To continue our activities commemorating our 30th year, we thought we would share another of our selected 30 objects from the collection.
Our student Mu has been working on photographing all of these objects and now that we have our new website in place we can now start the job of uploading them to the site. In our 107th newsletter today, we will be showing you the history of the oil painting by Lefevre Cranstone.
The painting is of the artist’s father, Mr Joseph Cranstone, resting after a game of croquet. It was conserved recently through the AIM Conservation Grant, supported by the Pilgrim Trust. There was a large tear through the middle and the conservator was able to repair it to a point where you would have never known there was once a hole in the middle of the canvas.

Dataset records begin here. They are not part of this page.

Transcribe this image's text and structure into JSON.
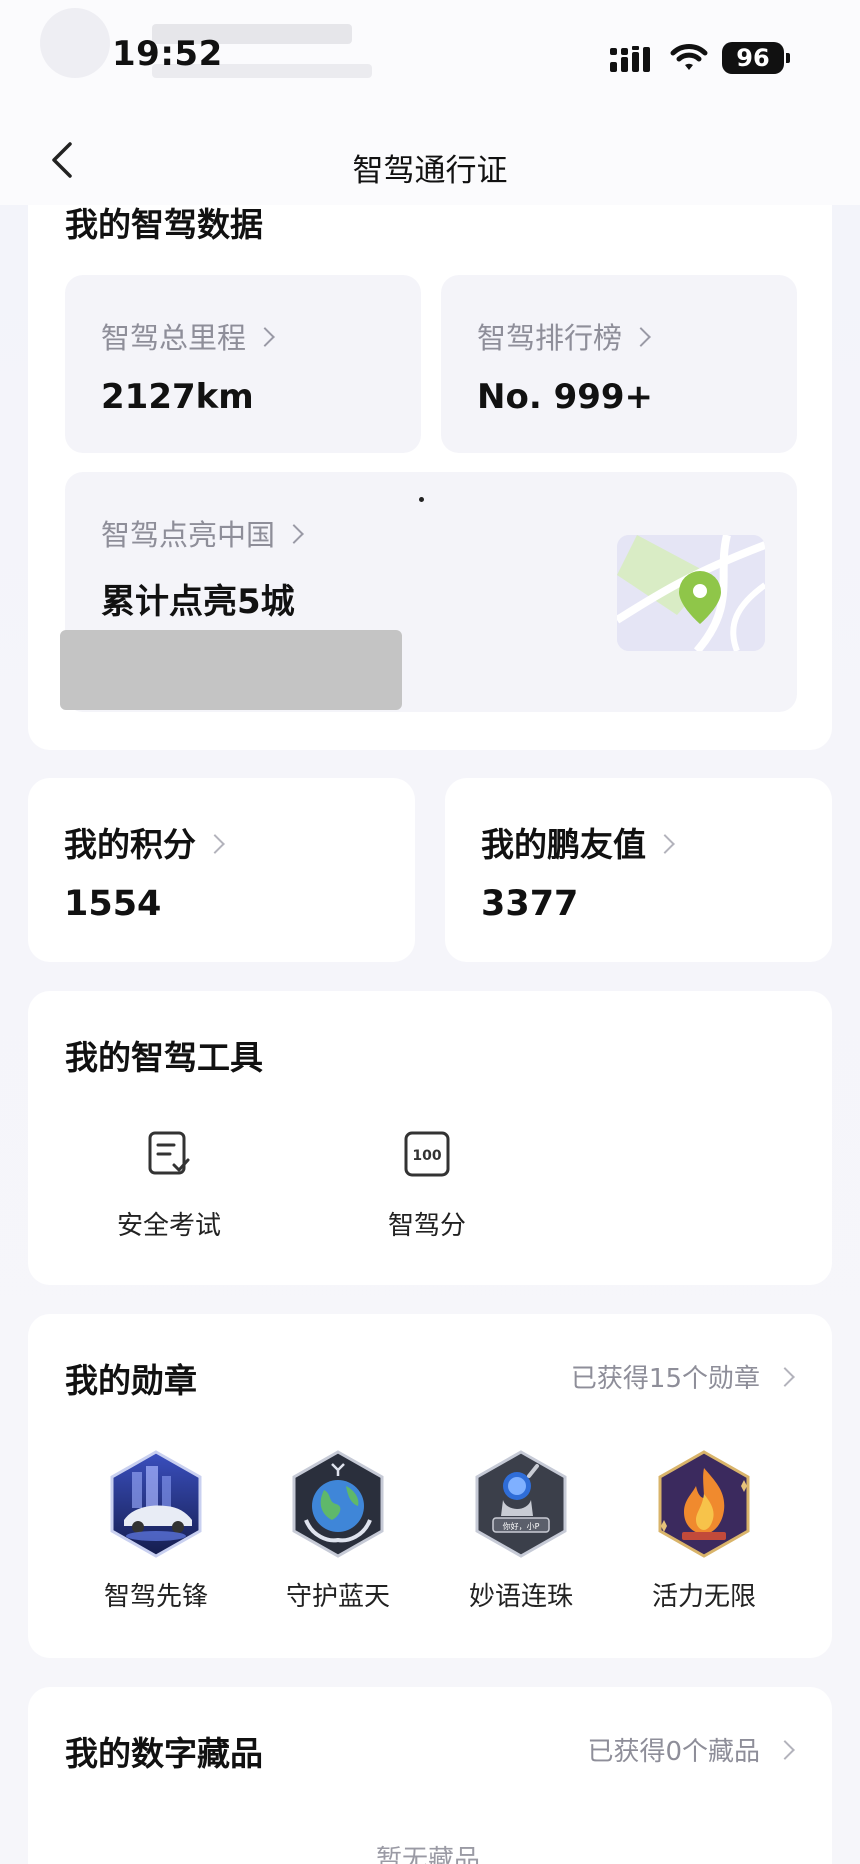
{
  "status_bar": {
    "time": "19:52",
    "battery": "96"
  },
  "nav": {
    "title": "智驾通行证"
  },
  "smart_driving": {
    "title": "我的智驾数据",
    "mileage": {
      "label": "智驾总里程",
      "value": "2127km"
    },
    "ranking": {
      "label": "智驾排行榜",
      "value": "No. 999+"
    },
    "light_china": {
      "label": "智驾点亮中国",
      "value": "累计点亮5城"
    }
  },
  "points": {
    "label": "我的积分",
    "value": "1554"
  },
  "friend_value": {
    "label": "我的鹏友值",
    "value": "3377"
  },
  "tools": {
    "title": "我的智驾工具",
    "items": [
      {
        "label": "安全考试",
        "icon": "exam-checklist-icon"
      },
      {
        "label": "智驾分",
        "icon": "score-100-icon",
        "badge": "100"
      }
    ]
  },
  "medals": {
    "title": "我的勋章",
    "summary": "已获得15个勋章",
    "items": [
      {
        "label": "智驾先锋",
        "icon": "car-pioneer-medal-icon"
      },
      {
        "label": "守护蓝天",
        "icon": "earth-guardian-medal-icon"
      },
      {
        "label": "妙语连珠",
        "icon": "astronaut-speech-medal-icon",
        "caption": "你好，小P"
      },
      {
        "label": "活力无限",
        "icon": "flame-vitality-medal-icon"
      }
    ]
  },
  "collectibles": {
    "title": "我的数字藏品",
    "summary": "已获得0个藏品",
    "empty": "暂无藏品"
  }
}
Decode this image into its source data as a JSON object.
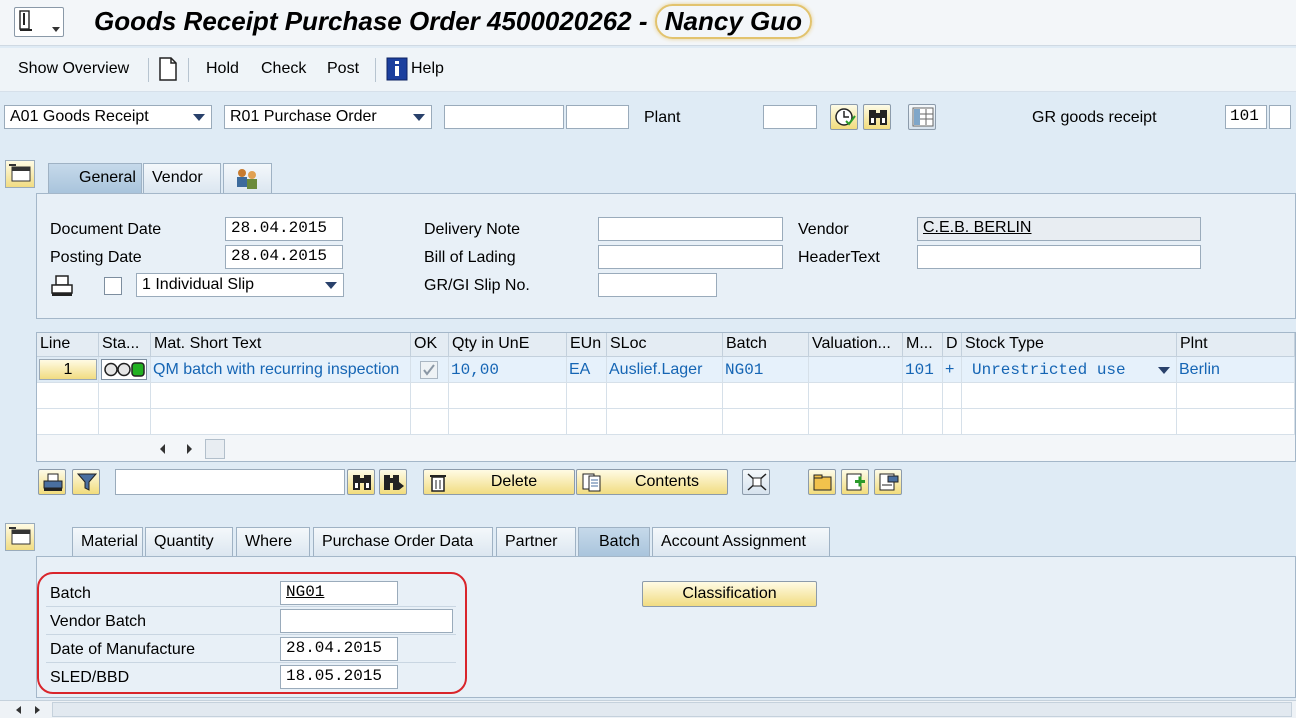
{
  "title": {
    "prefix": "Goods Receipt Purchase Order 4500020262 -",
    "user": "Nancy Guo"
  },
  "toolbar": {
    "show_overview": "Show Overview",
    "hold": "Hold",
    "check": "Check",
    "post": "Post",
    "help": "Help"
  },
  "header": {
    "action": "A01 Goods Receipt",
    "reference": "R01 Purchase Order",
    "po_number": "",
    "po_item": "",
    "plant_label": "Plant",
    "plant_value": "",
    "gr_label": "GR goods receipt",
    "movement_type": "101",
    "movement_ind": ""
  },
  "header_tabs": [
    "General",
    "Vendor"
  ],
  "general": {
    "document_date_label": "Document Date",
    "document_date": "28.04.2015",
    "posting_date_label": "Posting Date",
    "posting_date": "28.04.2015",
    "slip_option": "1 Individual Slip",
    "delivery_note_label": "Delivery Note",
    "delivery_note": "",
    "bill_of_lading_label": "Bill of Lading",
    "bill_of_lading": "",
    "gr_slip_label": "GR/GI Slip No.",
    "gr_slip": "",
    "vendor_label": "Vendor",
    "vendor": "C.E.B. BERLIN",
    "header_text_label": "HeaderText",
    "header_text": ""
  },
  "table": {
    "columns": [
      "Line",
      "Sta...",
      "Mat. Short Text",
      "OK",
      "Qty in UnE",
      "EUn",
      "SLoc",
      "Batch",
      "Valuation...",
      "M...",
      "D",
      "Stock Type",
      "Plnt"
    ],
    "rows": [
      {
        "line": "1",
        "text": "QM batch with recurring inspection",
        "qty": "10,00",
        "eun": "EA",
        "sloc": "Auslief.Lager",
        "batch": "NG01",
        "valuation": "",
        "mvt": "101",
        "debit": "+",
        "stock_type": "Unrestricted use",
        "plant": "Berlin"
      }
    ]
  },
  "item_toolbar": {
    "delete": "Delete",
    "contents": "Contents",
    "search_value": ""
  },
  "detail_tabs": [
    "Material",
    "Quantity",
    "Where",
    "Purchase Order Data",
    "Partner",
    "Batch",
    "Account Assignment"
  ],
  "batch": {
    "batch_label": "Batch",
    "batch_value": "NG01",
    "vendor_batch_label": "Vendor Batch",
    "vendor_batch": "",
    "manufacture_label": "Date of Manufacture",
    "manufacture_date": "28.04.2015",
    "sled_label": "SLED/BBD",
    "sled_date": "18.05.2015",
    "classification": "Classification"
  },
  "colors": {
    "accent_blue": "#1565b4",
    "highlight_red": "#d9252b",
    "button_yellow": "#f1dc82"
  }
}
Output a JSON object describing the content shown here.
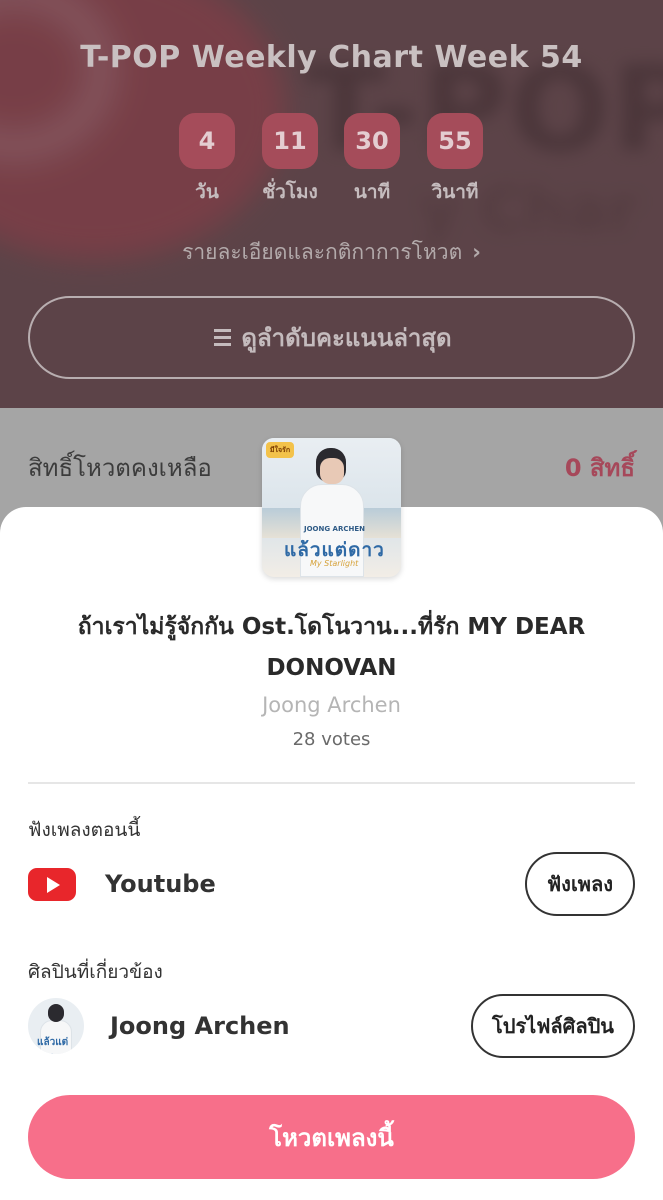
{
  "header": {
    "title": "T-POP Weekly Chart Week 54",
    "countdown": [
      {
        "value": "4",
        "label": "วัน"
      },
      {
        "value": "11",
        "label": "ชั่วโมง"
      },
      {
        "value": "30",
        "label": "นาที"
      },
      {
        "value": "55",
        "label": "วินาที"
      }
    ],
    "rules_link": "รายละเอียดและกติกาการโหวต",
    "ranking_button": "ดูลำดับคะแนนล่าสุด"
  },
  "rights": {
    "label": "สิทธิ์โหวตคงเหลือ",
    "value": "0 สิทธิ์"
  },
  "song": {
    "title": "ถ้าเราไม่รู้จักกัน Ost.โดโนวาน...ที่รัก MY DEAR DONOVAN",
    "artist": "Joong Archen",
    "votes": "28 votes",
    "cover": {
      "logo_text": "มีใจรัก",
      "artist_text": "JOONG ARCHEN",
      "title_text": "แล้วแต่ดาว",
      "subtitle_text": "My Starlight"
    }
  },
  "listen_section": {
    "label": "ฟังเพลงตอนนี้",
    "service_name": "Youtube",
    "service_icon": "youtube-icon",
    "button": "ฟังเพลง"
  },
  "artist_section": {
    "label": "ศิลปินที่เกี่ยวข้อง",
    "artist_name": "Joong  Archen",
    "avatar_text": "แล้วแต่ดาว",
    "button": "โปรไฟล์ศิลปิน"
  },
  "vote_button": "โหวตเพลงนี้",
  "colors": {
    "accent": "#f76f8a",
    "countdown_box": "#a54c5a",
    "rights_value": "#a6485a",
    "youtube_red": "#e8262b"
  }
}
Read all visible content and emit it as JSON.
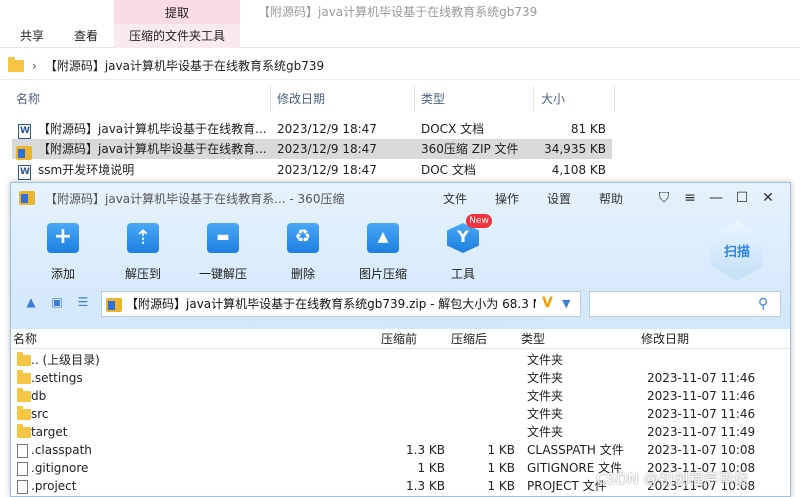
{
  "explorer": {
    "window_title": "【附源码】java计算机毕设基于在线教育系统gb739",
    "contextual_tab": "提取",
    "ribbon_tabs": [
      "共享",
      "查看",
      "压缩的文件夹工具"
    ],
    "address": "【附源码】java计算机毕设基于在线教育系统gb739",
    "columns": [
      "名称",
      "修改日期",
      "类型",
      "大小"
    ],
    "files": [
      {
        "name": "【附源码】java计算机毕设基于在线教育...",
        "date": "2023/12/9 18:47",
        "type": "DOCX 文档",
        "size": "81 KB",
        "icon": "word-doc-icon"
      },
      {
        "name": "【附源码】java计算机毕设基于在线教育...",
        "date": "2023/12/9 18:47",
        "type": "360压缩 ZIP 文件",
        "size": "34,935 KB",
        "icon": "zip-archive-icon",
        "selected": true
      },
      {
        "name": "ssm开发环境说明",
        "date": "2023/12/9 18:47",
        "type": "DOC 文档",
        "size": "4,108 KB",
        "icon": "word-doc-icon"
      }
    ]
  },
  "zip_window": {
    "title": "【附源码】java计算机毕设基于在线教育系... - 360压缩",
    "menu": [
      "文件",
      "操作",
      "设置",
      "帮助"
    ],
    "toolbar": [
      {
        "label": "添加",
        "icon": "add-icon"
      },
      {
        "label": "解压到",
        "icon": "extract-to-icon"
      },
      {
        "label": "一键解压",
        "icon": "one-click-extract-icon"
      },
      {
        "label": "删除",
        "icon": "delete-icon"
      },
      {
        "label": "图片压缩",
        "icon": "image-compress-icon"
      },
      {
        "label": "工具",
        "icon": "tools-icon"
      }
    ],
    "new_badge": "New",
    "scan_label": "扫描",
    "path": "【附源码】java计算机毕设基于在线教育系统gb739.zip - 解包大小为 68.3 M",
    "columns": [
      "名称",
      "压缩前",
      "压缩后",
      "类型",
      "修改日期"
    ],
    "rows": [
      {
        "name": ".. (上级目录)",
        "before": "",
        "after": "",
        "type": "文件夹",
        "date": "",
        "kind": "folder"
      },
      {
        "name": ".settings",
        "before": "",
        "after": "",
        "type": "文件夹",
        "date": "2023-11-07 11:46",
        "kind": "folder"
      },
      {
        "name": "db",
        "before": "",
        "after": "",
        "type": "文件夹",
        "date": "2023-11-07 11:46",
        "kind": "folder"
      },
      {
        "name": "src",
        "before": "",
        "after": "",
        "type": "文件夹",
        "date": "2023-11-07 11:46",
        "kind": "folder"
      },
      {
        "name": "target",
        "before": "",
        "after": "",
        "type": "文件夹",
        "date": "2023-11-07 11:49",
        "kind": "folder"
      },
      {
        "name": ".classpath",
        "before": "1.3 KB",
        "after": "1 KB",
        "type": "CLASSPATH 文件",
        "date": "2023-11-07 10:08",
        "kind": "file"
      },
      {
        "name": ".gitignore",
        "before": "1 KB",
        "after": "1 KB",
        "type": "GITIGNORE 文件",
        "date": "2023-11-07 10:08",
        "kind": "file"
      },
      {
        "name": ".project",
        "before": "1.3 KB",
        "after": "1 KB",
        "type": "PROJECT 文件",
        "date": "2023-11-07 10:08",
        "kind": "file"
      }
    ]
  },
  "watermark": "CSDN @初创程序毕设",
  "colors": {
    "accent": "#2f86e4",
    "extract_tab": "#f9dbe6",
    "selected_row": "#d9d9d9"
  }
}
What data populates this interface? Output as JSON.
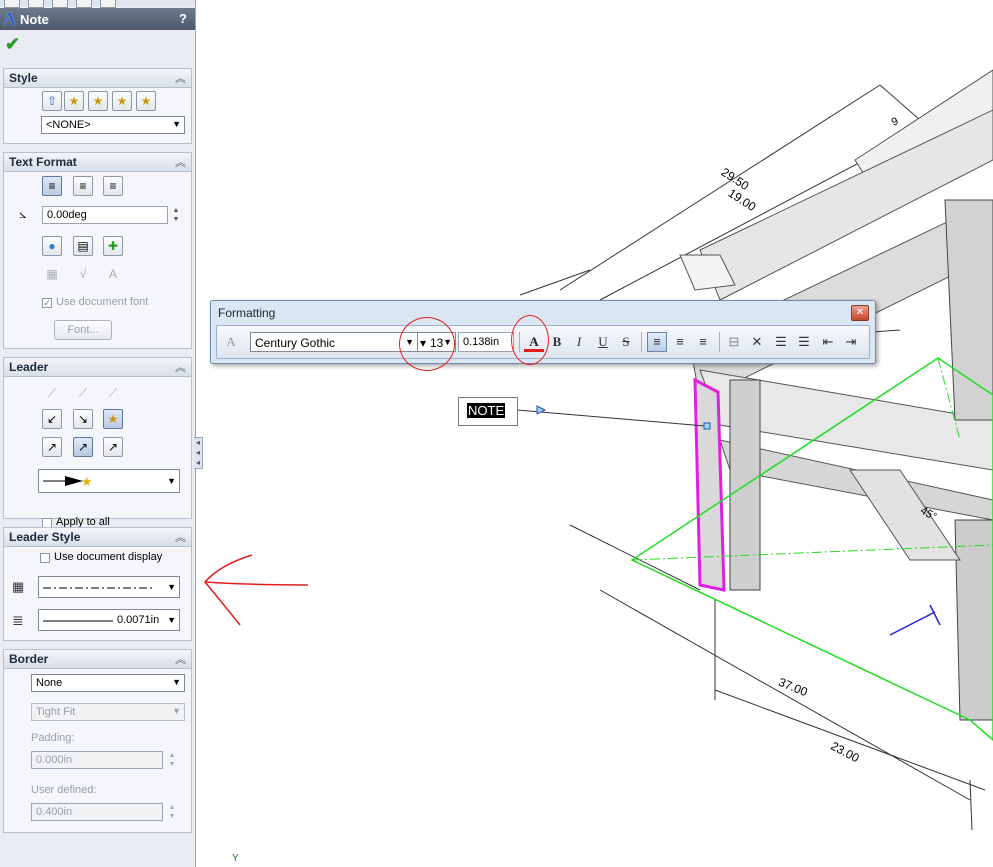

The Cranstone family were iron mongers and first came to live in Hemel Hempstead in 1798. Lefevre’s father set up on iron foundry on their Market Street premises, known as the Phoenix Works. The Cranstones were also prominent members of the Quaker church, attending the nearby Meeting House on St Mary’s Road. Lefevre James Cranstone was born in Hemel Hempstead in 1822. He developed an interest in art from an early age and was enrolled at Henry Sass’s School of Art in 1838 before entering the Royal Academy School as a probationer in 1840.
During his artistic career, he exhibited several paintings at the Royal Academy and at the Society of British Artists, yet he never achieved national recognition from his Victorian audience.
Lefevre is perhaps best known abroad, particularly in the USA. He visited America in 1859 producing over 300 sketches. Today, many of his works are in notable American institutions, including the art collection at The White House and the Metropolitan Museum of Art.